Synthetic data acts as a “hidden lever” in responsible AI by enabling organizations to train, test, and validate AI models without violating privacy, using copyrighted material, or relying on biased real-world datasets. It allows for the deliberate creation of diverse, balanced datasets, transforming AI development from reactive bias correction to proactive “fairness by design“.
In a recent analysis, Professor Peter Lee of UC Davis School of Law argues that synthetic data could reshape the legal and economic landscape of AI. For organizations navigating compliance, intellectual property risks, and data privacy obligations, this development deserves close attention. Synthetic datasets promise to reduce reliance on sensitive real-world information, potentially lowering exposure to copyright disputes and privacy liabilities. For executives responsible for innovative budgets and risk management, that sounds like a compelling proposition.
Yet the opportunity comes with tradeoffs. Synthetic data does not eliminate risk — it transforms it. Lee highlights issues such as hidden bias, model degradation, and governance challenges when artificial datasets begin influencing real-world decision making. In other words, the question for leadership is not whether to adopt AI tools, but how to ensure that the data behind them remains trustworthy and aligned with organizational values.
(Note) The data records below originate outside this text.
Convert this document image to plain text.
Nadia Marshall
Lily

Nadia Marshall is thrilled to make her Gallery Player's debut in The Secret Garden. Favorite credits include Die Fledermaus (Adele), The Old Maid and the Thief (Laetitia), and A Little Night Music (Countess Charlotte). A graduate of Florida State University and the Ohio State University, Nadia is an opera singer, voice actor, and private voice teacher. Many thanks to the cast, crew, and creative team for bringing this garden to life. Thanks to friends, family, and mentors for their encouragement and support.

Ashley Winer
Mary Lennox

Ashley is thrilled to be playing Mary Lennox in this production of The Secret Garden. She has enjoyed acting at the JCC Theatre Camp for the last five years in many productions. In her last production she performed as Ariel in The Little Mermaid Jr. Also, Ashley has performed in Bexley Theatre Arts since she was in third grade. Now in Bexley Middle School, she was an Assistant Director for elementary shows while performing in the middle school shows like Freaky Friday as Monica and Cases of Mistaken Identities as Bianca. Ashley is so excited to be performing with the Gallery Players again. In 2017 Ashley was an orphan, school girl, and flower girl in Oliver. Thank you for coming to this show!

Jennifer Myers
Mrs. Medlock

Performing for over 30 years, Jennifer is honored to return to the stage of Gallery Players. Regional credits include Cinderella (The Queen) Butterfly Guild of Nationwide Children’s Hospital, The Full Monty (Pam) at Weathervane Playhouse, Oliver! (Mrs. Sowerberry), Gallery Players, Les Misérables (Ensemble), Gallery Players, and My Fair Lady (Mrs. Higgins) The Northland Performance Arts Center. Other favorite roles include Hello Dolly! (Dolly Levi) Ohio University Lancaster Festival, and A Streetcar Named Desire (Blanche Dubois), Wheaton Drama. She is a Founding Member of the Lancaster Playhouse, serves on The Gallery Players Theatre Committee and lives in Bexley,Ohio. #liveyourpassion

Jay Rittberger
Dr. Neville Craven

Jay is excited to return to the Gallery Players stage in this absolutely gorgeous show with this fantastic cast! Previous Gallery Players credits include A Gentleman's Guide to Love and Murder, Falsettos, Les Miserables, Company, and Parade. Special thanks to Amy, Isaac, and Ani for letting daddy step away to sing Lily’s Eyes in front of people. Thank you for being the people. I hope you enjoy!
An international perspective reinforces the stakes. A recent United Nations Institute for Disarmament Research report frames synthetic data as a global governance issue, touching on security, regulatory coordination, and cross-border standards. As AI development becomes increasingly global, corporate leaders may find that synthetic data practices influence everything from vendor selection to compliance frameworks and reputational risk.
So, what does this mean at the executive level?
- Strategy: Synthetic data could accelerate AI deployment while changing how organizations manage intellectual property and data ownership.
- Risk Management: Governance models must evolve to address transparency, bias, and accountability in AI generated datasets.
- Leadership: Boards and executives may need clearer oversight mechanisms to understand how AI tools are trained, not just how they perform.
For many organizations, the next competitive advantage will not simply be adopting AI faster. It will be adopting AI more responsibly. Synthetic data represents a turning point where technology strategy, legal risk, and corporate governance converge — and where informed leadership can make the difference between sustainable innovation and unintended exposure.